Software Engineering at Google Chapter #3 - Knowledge Sharing (2 of 3)

  • Don’t explain or re-explain things just to show off
  • Avoid pedantic corrections that are more about grandstanding and less about precision
  • Always be learning, always be asking questions
  • Don’t mistake “knowing everything” with seniority
  • By asking questions that fill gaps in your knowledge it encourages others to do the same
  • Chesterson’s Fence: Before removing or changing something, first understand why it’s there
  • Learning is an iterative process
  • It is critical for leadership to model the behaviors outlined in this section as it serves as an example for the entire organization
  • Use tools such as group chats, mailing lists, wikis, and other Q&A platforms in order to scale knowledge
  • Experts should hold “office hours” for non-urgent knowledge sharing, discussion, and technical reviews.
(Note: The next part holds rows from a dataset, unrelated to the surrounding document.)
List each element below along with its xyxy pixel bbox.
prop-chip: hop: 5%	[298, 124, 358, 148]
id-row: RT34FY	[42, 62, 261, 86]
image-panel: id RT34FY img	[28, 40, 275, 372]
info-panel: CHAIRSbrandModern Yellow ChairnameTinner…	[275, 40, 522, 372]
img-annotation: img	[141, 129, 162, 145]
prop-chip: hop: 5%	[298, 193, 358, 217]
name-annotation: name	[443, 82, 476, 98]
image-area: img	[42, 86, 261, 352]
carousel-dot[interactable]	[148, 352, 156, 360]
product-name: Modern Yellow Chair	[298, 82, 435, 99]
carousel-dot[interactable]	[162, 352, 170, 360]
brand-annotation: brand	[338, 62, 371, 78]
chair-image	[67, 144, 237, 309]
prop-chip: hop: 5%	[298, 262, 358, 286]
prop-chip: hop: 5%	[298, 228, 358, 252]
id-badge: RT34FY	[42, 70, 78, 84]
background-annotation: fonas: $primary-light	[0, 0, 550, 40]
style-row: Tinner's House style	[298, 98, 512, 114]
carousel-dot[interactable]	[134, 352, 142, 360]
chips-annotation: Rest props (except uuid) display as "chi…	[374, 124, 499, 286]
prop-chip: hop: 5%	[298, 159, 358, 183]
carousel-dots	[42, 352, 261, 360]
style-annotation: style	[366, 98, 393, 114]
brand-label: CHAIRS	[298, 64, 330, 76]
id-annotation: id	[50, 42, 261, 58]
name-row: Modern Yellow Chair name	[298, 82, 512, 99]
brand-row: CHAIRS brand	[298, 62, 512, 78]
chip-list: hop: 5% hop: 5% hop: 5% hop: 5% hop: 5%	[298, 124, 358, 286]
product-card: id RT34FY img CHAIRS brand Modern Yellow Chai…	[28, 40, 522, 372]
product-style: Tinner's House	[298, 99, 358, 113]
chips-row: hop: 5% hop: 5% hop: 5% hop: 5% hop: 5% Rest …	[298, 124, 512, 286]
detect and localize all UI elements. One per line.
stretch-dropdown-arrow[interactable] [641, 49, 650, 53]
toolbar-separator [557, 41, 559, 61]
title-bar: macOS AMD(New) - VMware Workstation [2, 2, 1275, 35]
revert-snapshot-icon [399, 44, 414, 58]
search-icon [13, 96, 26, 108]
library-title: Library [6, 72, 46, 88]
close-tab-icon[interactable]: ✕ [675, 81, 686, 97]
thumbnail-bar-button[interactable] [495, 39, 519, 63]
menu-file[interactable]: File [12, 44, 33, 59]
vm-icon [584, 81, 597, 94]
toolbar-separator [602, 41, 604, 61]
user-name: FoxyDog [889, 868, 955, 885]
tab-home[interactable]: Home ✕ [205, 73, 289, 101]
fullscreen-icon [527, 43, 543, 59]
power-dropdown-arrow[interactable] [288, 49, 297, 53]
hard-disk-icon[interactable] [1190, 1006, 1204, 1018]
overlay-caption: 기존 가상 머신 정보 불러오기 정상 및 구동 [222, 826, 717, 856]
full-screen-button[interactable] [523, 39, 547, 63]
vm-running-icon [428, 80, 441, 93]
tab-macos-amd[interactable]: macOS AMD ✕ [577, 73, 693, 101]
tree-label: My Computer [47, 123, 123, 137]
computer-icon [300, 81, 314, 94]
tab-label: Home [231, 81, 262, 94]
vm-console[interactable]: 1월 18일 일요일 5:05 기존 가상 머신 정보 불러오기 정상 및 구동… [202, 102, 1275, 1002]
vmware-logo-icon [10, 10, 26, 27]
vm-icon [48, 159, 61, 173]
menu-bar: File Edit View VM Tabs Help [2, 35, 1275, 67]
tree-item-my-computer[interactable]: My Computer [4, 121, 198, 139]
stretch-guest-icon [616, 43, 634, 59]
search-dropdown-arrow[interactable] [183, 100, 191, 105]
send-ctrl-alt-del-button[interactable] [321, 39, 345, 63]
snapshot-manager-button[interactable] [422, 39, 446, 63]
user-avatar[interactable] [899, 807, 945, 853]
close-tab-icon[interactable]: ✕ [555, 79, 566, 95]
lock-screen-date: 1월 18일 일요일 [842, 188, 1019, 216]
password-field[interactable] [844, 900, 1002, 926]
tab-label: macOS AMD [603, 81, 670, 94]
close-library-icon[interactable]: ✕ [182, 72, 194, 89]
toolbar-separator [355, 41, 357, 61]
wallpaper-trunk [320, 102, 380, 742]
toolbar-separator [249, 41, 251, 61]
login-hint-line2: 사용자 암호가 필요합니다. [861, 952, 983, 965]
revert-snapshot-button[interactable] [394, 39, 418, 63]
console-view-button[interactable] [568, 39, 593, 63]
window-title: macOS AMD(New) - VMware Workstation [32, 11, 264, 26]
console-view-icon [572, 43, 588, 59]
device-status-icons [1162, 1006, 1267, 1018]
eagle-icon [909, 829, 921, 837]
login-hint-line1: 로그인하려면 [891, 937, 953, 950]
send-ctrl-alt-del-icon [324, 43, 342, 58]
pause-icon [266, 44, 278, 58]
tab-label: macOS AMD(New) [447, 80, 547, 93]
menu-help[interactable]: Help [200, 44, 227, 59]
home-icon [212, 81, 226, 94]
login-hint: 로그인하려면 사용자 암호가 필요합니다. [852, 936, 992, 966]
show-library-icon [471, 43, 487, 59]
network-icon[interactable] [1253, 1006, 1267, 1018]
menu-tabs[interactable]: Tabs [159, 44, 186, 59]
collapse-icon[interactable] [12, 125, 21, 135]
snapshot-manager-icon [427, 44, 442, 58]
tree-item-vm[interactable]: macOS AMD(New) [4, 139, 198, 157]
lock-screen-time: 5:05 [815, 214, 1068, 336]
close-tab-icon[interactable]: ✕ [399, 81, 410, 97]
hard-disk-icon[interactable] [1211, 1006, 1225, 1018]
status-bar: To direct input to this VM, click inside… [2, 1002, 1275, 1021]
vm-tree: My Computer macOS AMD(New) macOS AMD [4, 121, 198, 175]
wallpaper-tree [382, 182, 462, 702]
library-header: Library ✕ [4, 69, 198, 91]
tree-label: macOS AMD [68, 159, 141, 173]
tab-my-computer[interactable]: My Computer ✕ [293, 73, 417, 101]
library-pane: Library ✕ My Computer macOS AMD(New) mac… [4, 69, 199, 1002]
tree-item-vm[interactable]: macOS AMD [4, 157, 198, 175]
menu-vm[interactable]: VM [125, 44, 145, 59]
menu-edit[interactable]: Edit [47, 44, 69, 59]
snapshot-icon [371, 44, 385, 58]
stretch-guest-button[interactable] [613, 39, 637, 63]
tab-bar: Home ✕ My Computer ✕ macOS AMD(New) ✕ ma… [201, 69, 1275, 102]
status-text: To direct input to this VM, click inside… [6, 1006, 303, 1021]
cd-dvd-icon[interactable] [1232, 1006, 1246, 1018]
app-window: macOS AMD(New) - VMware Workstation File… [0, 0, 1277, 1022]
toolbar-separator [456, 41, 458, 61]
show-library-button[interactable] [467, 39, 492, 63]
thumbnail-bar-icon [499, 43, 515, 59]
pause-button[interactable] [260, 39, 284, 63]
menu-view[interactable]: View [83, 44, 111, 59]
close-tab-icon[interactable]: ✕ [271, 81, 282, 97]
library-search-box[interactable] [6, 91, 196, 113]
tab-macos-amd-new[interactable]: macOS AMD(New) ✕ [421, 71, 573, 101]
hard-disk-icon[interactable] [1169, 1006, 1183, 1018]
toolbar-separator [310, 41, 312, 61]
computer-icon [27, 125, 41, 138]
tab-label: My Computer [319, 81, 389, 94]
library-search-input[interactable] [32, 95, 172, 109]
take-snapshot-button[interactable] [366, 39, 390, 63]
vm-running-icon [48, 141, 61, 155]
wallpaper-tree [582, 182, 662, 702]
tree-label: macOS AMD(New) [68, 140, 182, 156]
Office hours can be a block of time that is repeated, or people can schedule time with the expert for 1 on 1 consultation
  • Expertise is a multidimensional vector and everyone is at different levels of expertise in each category
  • Tech talks are “sage on the stage” with a Q&A where classes are more interactive (hands on exercises, learning gates, etc)
  • Think carefully before creating a class. It takes a lot of human effort to develop, teach, and maintain it and more importantly it is only appropriate for certain situations.